The Eagle River Coalition monitoring efforts provide data and context that guides everything else that we do. Much like you can’t fix what you don’t know is broken, we can’t create impactful, effective solutions to problems until we know they exist. Our water quality monitoring helps uncover threats and concerns so that we can develop a plan to resolve them.
The Water Quality Monitoring & Assessment Program (WQMAP) is an important, long-term collaborative effort to understand, protect and improve water quality, water quantity and biological health in our watershed. The goal of the program is to provide ongoing water quality monitoring, support science-based decision-making and foster collaborative action to preserve or enhance the integrity of the watershed.
Since the program’s creation in 1998, Eagle River Coalition has coordinated and overseen the program, which receives data from a number of entities in the valley that independently collect water quality data. The data is then assessed as one body of information. With all of the data compiled, threats can be identified as they emerge. Gaps in collection and duplications in efforts can easily be identified as well.
All of the data is publicly available and is also provided in a narrative format that explains what the data suggests about water quality in the Eagle River Watershed.
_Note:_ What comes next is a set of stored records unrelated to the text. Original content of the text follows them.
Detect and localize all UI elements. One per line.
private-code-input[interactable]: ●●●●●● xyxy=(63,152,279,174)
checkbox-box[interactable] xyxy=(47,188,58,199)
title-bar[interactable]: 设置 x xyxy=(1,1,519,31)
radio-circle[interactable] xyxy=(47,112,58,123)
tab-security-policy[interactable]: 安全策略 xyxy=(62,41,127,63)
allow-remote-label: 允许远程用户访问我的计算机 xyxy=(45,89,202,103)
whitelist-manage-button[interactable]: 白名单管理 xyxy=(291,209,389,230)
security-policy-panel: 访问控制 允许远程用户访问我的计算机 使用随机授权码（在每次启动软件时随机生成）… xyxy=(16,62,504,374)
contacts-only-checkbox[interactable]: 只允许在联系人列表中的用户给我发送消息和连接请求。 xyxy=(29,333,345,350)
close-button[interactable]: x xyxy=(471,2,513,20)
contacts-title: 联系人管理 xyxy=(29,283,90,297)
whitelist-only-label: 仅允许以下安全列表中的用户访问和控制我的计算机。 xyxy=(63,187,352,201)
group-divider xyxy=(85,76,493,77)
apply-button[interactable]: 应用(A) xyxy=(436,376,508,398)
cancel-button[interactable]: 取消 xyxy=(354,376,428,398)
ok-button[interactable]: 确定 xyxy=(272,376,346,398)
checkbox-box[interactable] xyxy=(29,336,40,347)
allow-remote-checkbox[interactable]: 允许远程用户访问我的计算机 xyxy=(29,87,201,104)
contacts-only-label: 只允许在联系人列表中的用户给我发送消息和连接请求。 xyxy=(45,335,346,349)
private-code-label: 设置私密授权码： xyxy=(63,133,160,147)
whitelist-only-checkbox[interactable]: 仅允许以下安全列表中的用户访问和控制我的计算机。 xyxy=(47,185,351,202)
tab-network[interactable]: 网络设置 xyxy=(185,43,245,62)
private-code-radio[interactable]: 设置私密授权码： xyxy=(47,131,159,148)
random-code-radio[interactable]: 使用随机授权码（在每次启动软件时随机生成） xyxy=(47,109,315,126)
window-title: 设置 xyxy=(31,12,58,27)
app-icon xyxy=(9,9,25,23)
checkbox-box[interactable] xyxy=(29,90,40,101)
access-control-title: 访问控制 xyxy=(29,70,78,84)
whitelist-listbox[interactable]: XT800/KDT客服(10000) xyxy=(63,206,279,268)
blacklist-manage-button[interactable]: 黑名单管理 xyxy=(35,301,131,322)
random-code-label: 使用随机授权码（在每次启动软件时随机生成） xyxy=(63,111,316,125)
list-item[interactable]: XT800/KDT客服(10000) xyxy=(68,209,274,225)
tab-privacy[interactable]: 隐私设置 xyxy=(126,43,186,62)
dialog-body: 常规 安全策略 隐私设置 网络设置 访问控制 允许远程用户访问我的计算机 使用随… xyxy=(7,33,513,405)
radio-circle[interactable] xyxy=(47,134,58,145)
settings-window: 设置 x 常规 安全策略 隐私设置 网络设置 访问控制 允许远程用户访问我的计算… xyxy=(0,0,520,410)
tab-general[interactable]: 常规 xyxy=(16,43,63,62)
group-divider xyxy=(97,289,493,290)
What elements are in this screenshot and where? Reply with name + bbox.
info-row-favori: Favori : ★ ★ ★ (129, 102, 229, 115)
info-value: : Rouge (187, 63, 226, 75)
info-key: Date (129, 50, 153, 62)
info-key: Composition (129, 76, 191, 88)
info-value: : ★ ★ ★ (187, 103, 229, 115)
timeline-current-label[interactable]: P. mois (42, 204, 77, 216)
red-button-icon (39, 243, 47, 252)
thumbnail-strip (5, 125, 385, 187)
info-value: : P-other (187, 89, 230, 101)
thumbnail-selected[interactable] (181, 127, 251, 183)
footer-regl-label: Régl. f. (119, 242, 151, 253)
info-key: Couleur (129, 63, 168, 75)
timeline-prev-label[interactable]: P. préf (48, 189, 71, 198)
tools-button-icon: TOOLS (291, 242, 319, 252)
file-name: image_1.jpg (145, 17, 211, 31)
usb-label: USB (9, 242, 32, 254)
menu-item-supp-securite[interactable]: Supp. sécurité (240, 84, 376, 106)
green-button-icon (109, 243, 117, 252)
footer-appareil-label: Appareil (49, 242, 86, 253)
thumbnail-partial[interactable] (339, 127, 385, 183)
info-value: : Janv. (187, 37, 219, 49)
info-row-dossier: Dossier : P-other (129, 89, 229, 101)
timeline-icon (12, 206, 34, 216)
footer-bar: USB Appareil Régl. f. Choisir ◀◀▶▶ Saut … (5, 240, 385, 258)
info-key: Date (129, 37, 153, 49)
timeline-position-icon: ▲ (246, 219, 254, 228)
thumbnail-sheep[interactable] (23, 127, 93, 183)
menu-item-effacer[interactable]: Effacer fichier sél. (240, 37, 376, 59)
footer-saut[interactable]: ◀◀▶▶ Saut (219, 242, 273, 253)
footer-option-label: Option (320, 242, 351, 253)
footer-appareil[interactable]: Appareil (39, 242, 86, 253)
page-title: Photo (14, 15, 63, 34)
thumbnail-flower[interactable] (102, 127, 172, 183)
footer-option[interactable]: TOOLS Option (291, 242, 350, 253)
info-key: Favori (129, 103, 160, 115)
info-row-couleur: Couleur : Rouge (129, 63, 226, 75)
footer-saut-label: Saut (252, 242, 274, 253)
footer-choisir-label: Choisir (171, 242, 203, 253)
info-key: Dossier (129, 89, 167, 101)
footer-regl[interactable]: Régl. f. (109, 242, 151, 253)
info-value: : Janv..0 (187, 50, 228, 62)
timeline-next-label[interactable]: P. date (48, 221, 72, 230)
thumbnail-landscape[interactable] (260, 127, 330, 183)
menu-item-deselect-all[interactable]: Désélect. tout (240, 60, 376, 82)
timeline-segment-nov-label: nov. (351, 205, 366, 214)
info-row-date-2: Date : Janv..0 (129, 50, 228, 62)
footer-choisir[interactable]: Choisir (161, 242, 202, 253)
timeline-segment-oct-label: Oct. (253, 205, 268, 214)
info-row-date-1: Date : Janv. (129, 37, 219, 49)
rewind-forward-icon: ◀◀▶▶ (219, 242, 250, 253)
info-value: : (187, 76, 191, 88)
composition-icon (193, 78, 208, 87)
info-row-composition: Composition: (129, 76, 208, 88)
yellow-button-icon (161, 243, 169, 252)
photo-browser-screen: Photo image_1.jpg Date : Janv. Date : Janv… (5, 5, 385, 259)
Water Quality Report Card Watershed Issues Story Map
Water Quality Report Card Technical Assessment Table
Water Quality Data Collectors and Funding Partners
CBS / Newfields D
Climax Molybdenum $
Colorado Department of Transportation D
Colorado Department of Public Health & Environment D
Colorado Parks and Wildlife D
Colorado River Water Conservation District $
Eagle County $
Eagle River Water & Sanitation District D $
Eagle River Watershed Council (River Watch) D $
Frost Creek Ranch D
Homestake Partners $
Town of Avon $
Town of Eagle D $
Town of Gypsum D $
Town of Minturn $
Town of Vail (River Watch) D $
Timberline Aquatics D
United States Forest Service D
United States Geological Survey D $
Upper Eagle Regional Water Authority $
Vail Resorts Management Company $
Are you someone who frequently enjoys the river, or perhaps you’re interested in staying informed about its current conditions? In either case, the Eagle River Coalition offers two ways for you to stay updated on the latest river conditions.
The Eagle River Coalition participates in RiverWatch, a statewide volunteer water quality monitoring program operated in collaboration with River Science and Colorado Parks & Wildlife.
Each month, we get out on the river and into the lab, testing for dissolved oxygen content, hardness, alkalinity, pH and the concentrations of various metals. All of this data helps us to keep tabs on the health of the river and track how it changes over time.
The Eagle Mine is located in Eagle County between the towns of Minturn and Red Cliff. The site consists of an inactive mining and milling facility, associated waste rock and former roaster pile areas, a consolidated tailings pile, the abandoned Town of Gilman, Belden mill area, Rex Flats, Rock Creek Canyon and the Maloit Park wetlands. The Eagle River, Cross Creek and several other Eagle River tributaries run through the site.
For years, the abandoned Eagle Mine dominated conversation surrounding water in Eagle County, with chronic spills of mine water to the Eagle River leaving it running orange and staining the rocks, which can still be seen around Minturn today.
The biggest concerns regarding spills are for their effects on the health of area fish populations. The river, from Red Cliff to the confluence with Gore Creek, supports a brown trout population which is somewhat impaired by concentrations of these heavy metals. Sculpin, a native fish, does not inhabit the Eagle River from Belden downstream to the confluence with Gore Creek. Very few rainbow trout are found in this reach either.
Much progress has been made to clean up the mine, as well as the Eagle River flowing through and below the area, since its closure in 1984 and its listing by the EPA as a Superfund site in 1986. The legacy of pollution from the mine, however, is an issue our community will continue to have to monitor and address forever. Without constant attention, the mine will fill with groundwater. This water, laden with heavy metals, will spill into the adjacent Eagle River, causing a cascade of effects on riparian ecosystems. It is imperative that the mine water be treated before returning to the river. For more information about the mine, please visit Colorado Department of Public Health & the Environment’s Eagle Mine webpage.
The clean-up work is conducted by the “principal responsible party” or PRP, which is CBS. CBS and its contractors work under the direction of the EPA and Colorado Department of Public Health & Environment. The Eagle River Coalition and other local partners monitor, advocate and work with federal agencies and the PRP to improve conditions as new technologies become available.